The Virginia State Crime Commission's sex offender task force has recommended measures that would create tougher punishments for violent sex offenders and improve efforts to track offenders once they are released from prison.
The task force, comprising legislators, law enforcement officials and members of the public, endorsed a proposal to set a 25-year minimum prison term for violent sexual assaults against children and mandate a life sentence for a second offense. The group also wants to tighten the requirements of the state's online sex offender registry and supports hiring 71 state troopers to ensure that offenders follow registry rules.
The group's recommendations will be considered by the full crime commission Wednesday. Those that are approved will be put before the General Assembly in January.
Del. David B. Albo (R-Fairfax), task force co-chairman and a former prosecutor, said that he expects most of the measures to receive broad support and that the biggest issue facing lawmakers will be whether money is available to implement the changes.
Crime commission officials estimated that it would cost about $31 million in fiscal 2007 and 2008 to fund all the task force's proposals. The additional money would be needed by Virginia State Police, the state Office of the Attorney General and the Virginia Department of Corrections. The estimate includes money for new workers, including troopers, lawyers and psychologists, as well as for computer equipment for updating the offender registry.
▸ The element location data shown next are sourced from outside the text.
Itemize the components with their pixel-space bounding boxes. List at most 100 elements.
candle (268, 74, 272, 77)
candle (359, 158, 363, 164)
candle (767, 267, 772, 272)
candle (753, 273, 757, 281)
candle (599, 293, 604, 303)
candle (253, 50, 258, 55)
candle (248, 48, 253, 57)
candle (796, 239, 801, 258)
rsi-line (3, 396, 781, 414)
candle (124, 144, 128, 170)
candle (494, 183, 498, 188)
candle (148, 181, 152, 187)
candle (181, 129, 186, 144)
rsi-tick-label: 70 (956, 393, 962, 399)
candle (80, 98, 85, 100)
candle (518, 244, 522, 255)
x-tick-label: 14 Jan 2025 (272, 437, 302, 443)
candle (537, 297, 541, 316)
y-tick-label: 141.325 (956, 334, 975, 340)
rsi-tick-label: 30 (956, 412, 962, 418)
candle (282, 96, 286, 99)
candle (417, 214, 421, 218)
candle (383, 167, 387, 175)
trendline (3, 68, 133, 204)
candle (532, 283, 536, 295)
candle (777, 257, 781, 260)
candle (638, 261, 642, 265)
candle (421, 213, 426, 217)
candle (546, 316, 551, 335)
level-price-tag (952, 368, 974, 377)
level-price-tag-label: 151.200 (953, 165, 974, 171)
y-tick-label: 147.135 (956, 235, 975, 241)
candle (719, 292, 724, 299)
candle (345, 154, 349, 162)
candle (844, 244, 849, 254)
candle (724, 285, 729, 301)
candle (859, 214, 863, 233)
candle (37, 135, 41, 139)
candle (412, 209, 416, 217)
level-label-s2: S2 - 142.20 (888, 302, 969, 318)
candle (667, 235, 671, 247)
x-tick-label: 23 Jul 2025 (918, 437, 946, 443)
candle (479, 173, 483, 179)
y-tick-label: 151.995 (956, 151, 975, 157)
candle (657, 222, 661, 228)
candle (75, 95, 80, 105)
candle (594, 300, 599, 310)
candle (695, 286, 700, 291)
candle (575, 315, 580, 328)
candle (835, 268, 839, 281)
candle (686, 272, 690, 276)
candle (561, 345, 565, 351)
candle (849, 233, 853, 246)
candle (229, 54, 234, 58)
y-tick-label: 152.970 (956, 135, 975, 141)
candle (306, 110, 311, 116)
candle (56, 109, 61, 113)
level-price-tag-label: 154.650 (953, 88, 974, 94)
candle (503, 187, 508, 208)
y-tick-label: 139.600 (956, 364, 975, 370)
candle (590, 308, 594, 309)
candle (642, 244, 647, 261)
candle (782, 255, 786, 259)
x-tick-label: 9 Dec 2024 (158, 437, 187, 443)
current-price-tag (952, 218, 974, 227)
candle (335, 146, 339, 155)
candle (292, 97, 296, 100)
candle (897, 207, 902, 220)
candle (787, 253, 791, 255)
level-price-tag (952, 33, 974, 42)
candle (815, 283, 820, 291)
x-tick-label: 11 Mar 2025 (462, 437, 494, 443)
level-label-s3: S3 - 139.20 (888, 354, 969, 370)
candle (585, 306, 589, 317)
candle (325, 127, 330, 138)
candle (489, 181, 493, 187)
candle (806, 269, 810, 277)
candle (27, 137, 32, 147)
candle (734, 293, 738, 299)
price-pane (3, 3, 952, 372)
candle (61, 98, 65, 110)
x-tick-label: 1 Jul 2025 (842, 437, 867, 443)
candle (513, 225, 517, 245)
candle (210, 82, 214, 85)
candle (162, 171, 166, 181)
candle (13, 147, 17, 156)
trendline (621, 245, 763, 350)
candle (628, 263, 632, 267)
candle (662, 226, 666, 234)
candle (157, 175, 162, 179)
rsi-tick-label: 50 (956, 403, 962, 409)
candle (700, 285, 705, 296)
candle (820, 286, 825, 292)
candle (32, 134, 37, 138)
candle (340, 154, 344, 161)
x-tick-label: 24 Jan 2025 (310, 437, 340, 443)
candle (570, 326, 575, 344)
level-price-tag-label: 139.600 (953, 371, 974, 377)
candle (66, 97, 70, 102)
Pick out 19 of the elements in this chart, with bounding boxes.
"The question is a matter of resources," Albo said. "I happen to think there is no amount of money better spent than sticking these guys behind bars."
Virginia has stepped up efforts to target sex offenders in recent years. It is among about a dozen states that allow some convicted sex offenders to be held indefinitely in psychiatric institutions after their prison terms end. Such civil commitments require a court determination that an offender poses a danger in the community.
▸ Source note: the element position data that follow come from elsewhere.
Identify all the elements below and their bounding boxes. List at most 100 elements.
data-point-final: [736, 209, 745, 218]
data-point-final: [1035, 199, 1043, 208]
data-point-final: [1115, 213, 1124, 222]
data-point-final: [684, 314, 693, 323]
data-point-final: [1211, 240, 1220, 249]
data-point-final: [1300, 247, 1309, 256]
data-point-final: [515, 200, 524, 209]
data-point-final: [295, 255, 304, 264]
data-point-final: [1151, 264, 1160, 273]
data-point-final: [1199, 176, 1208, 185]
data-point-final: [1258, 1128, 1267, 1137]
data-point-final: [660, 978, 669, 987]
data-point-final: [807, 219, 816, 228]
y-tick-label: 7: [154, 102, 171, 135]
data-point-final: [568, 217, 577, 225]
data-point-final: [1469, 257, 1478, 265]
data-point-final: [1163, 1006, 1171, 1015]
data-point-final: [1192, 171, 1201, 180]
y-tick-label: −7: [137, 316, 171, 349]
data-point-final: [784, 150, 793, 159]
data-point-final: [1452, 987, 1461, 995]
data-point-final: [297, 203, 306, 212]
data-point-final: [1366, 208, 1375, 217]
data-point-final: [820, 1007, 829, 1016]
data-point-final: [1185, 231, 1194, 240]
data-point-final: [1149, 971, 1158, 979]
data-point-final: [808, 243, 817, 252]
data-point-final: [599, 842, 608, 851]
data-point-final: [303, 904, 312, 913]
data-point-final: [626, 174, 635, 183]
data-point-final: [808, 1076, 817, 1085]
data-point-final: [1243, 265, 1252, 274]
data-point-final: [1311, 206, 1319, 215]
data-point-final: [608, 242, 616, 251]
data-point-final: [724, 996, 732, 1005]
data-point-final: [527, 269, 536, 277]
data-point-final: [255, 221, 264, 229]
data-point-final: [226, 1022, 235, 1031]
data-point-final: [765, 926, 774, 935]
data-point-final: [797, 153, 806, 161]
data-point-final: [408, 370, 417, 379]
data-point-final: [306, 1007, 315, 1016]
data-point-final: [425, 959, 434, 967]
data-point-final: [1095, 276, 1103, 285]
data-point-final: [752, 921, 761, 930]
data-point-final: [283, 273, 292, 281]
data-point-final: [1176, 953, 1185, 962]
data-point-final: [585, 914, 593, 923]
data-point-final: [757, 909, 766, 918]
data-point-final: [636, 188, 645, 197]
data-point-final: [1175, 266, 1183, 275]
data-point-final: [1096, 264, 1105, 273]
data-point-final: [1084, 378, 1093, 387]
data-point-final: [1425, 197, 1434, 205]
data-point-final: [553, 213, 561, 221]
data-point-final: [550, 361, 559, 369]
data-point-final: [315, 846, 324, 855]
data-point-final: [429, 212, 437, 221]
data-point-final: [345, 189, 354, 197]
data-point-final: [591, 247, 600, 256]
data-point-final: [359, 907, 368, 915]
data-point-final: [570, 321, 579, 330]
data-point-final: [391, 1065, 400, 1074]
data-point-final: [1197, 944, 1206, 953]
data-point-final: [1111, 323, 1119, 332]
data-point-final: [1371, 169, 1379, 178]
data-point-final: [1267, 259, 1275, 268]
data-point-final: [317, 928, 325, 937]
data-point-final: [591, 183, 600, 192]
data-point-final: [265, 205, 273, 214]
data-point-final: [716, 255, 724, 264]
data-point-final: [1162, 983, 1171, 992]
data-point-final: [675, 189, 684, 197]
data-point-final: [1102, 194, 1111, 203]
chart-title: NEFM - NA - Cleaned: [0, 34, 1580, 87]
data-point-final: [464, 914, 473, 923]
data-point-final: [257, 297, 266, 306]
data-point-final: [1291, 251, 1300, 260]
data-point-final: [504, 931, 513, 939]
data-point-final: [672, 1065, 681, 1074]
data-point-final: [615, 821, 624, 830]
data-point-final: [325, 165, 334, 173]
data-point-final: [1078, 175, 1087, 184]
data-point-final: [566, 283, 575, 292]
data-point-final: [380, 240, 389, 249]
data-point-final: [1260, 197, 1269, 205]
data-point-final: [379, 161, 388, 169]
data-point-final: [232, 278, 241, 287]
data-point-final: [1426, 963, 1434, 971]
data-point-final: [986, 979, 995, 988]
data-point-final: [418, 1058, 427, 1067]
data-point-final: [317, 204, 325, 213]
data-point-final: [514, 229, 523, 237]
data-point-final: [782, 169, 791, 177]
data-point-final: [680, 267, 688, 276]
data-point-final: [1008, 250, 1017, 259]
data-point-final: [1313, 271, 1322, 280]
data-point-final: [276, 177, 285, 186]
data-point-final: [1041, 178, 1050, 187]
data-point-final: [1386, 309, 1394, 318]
Del. Robert F. McDonnell (R-Virginia Beach), task force co-chairman and also a former prosecutor, recently was certified the winner of the election for state attorney general. He has pledged to make reform of sexual predator laws a focus. McDonnell won by a slim margin, and his Democratic opponent, state Sen. R. Creigh Deeds (Bath), has requested a recount.
McDonnell said many of the proposals were prompted by concern that pedophiles who are released from prison will commit new crimes.
"We have to take these people off the street for longer periods of time after they commit a violent offense against children," McDonnell said. "And these offenders, if they do get out, have to be monitored in a much better way using all the available technology."
McDonnell cited the proposal that would increase the mandatory minimum punishment for violent sexual assaults against children to 25 years. Currently, Virginia law calls for a sentence of from five years to life for such offenses.
He also noted a task force recommendation that some offenders have their movements tracked through a Global Positioning System after they are freed.
In addition, the group wants lawmakers to tighten some requirements of the online registry and add rules. For example, sex offenders who move now have 10 days to report a change of address. The task force recommended shortening that window to three days. The group also has suggested that updated photos of offenders be placed on the registry every two years.